Bis Ende der 1930er Jahre kamen fast nur zweiachsige Wagen zum Einsatz. Anfang der 1940er Jahre entstand ein Typenprogramm für Mineralölkesselwagen, bei dem auch zwei Drehgestellvarianten für leichte Produkte wie Benzin und Benzol sowie für mittlere und schwere Destillate wie Heizöl und Bitumen entwickelt wurden. Mitte der 1960er Jahre lief die Beschaffung zweiachsiger Mineralölkesselwagen aus. Der große Überhang
an zweiachsigen Kesselwagen veranlasste die Vermietgesellschaften VTG und EVA in den Jahren 1967 bis 1975, einige hundert dieser Wagen in Drehgestellwagen umzubauen. Seit Anfang der 1970er Jahre ist der Transport von Mineralölen eine Domäne der Drehgestellwagen. Zweiachser konnten sich lediglich in einigen Bereichen mit kleinem Transportvolumen – u. a. Schmier- und Altöle sowie zur Militärversorgung – noch bis zur Jahrtausendwende eine Nische bewahren.


Modellvorstellung

Die Kesselwagenkonstruktion von Dekas ist in Kooperation mit der Firma Exakt-Train entstanden. Exact-Train hat die Leichtbau-Kesselwagen der Bauart Uerdingen im Herbst 2018 als Neuheit vorgestellt. Dabei waren die ersten Muster schon zu sehen, die Serienmodelle wurden dann im Herbst 2019 ausgeliefert. Exakt-Train hat bisher eine Vielzahl dieser Kesselwagenbauart produziert und fertigt auch Modelle ausländischer Vorbilder auf Wunsch von Kooperationspartnern.
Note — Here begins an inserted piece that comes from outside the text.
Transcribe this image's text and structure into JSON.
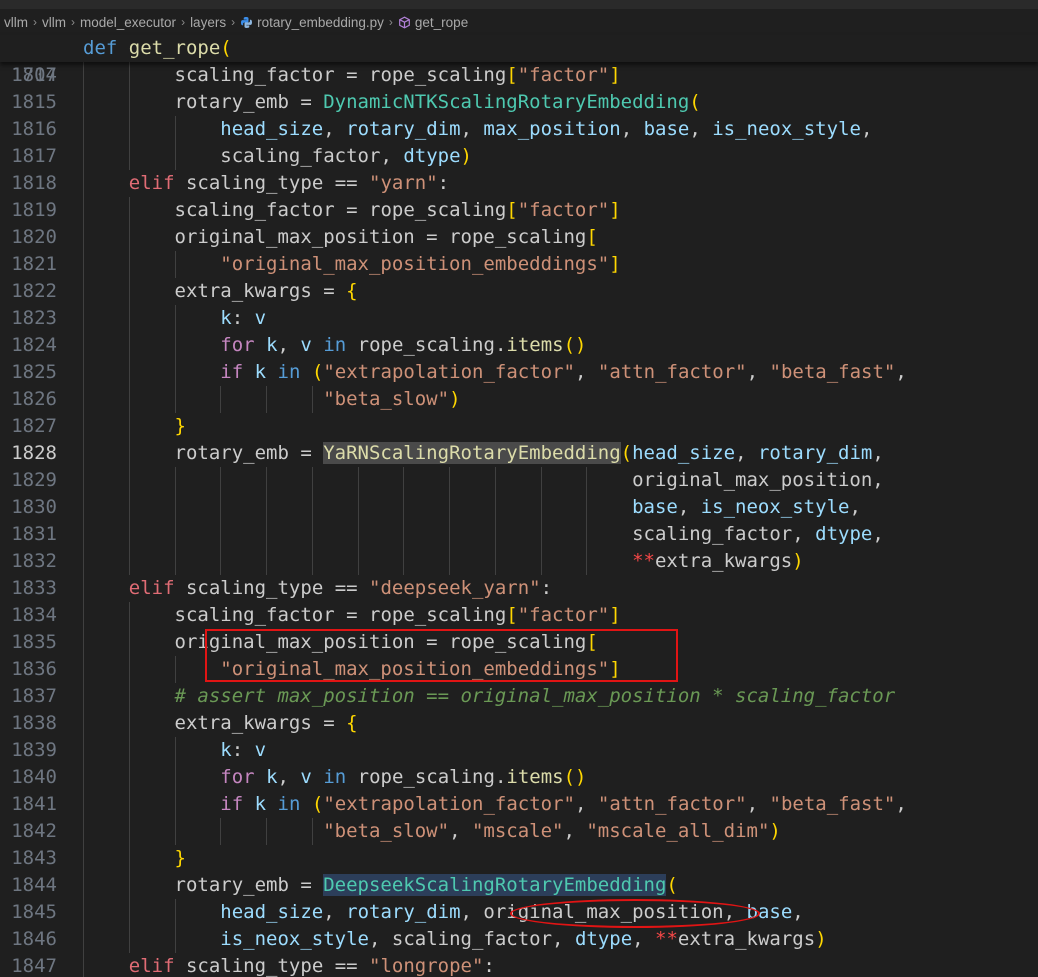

Das vorliegende Modell ist ein als Privatwagen ausgeführter Kesselwagen der Firma Dansk Sojalagefabrik AS in Kobenhagen und gehört der Epoche IV an. Der Kesselwagen ist aus Kunststoff gefertigt und bringt ein Eigengewicht von 38 Gramm auf die Waage. Das Modell ist hervorragend detailliert. Dies macht sich an den leicht erhabenen Kesselnähte, den detailgetreuen Tankdomen und den freistehenden Zapfventile und Absperreinrichtungen bemerkbar. Die Bremserbühne ist einerseits aus Kunststoff gefertigt, alle anderen Geländerteile sind aus Ätzteilen gefertigt, wie auch die durchbrochenen Trittflächen. Das Modell ist mit Federpuffer versehen, im Wagenboden ist eine Kurzkupplungskulisse integriert, und die Bremsanlage ist vorbildgerecht umgesetzt worden. Ein derart filigranes Modell erfordert auch eine transportsichere Verpackung. Das Modell wird in einer robusten Kartonverpackung mit Schaumstoffeinlage aufgeliefert und ist dabei in eine dünne Folie gewickelt. Im beiliegenden Zurüstbeutel sind die Standardkupplungen abgelegt.

Das vorliegende Privatwagen erhielt die Wagennummer 23 86 724 1 528-4P und ist mit den Untersuchungsdaten 4 REV N 10.06.83 bedruckt. Der UVP des Kesselwagens beträgt € 49,–.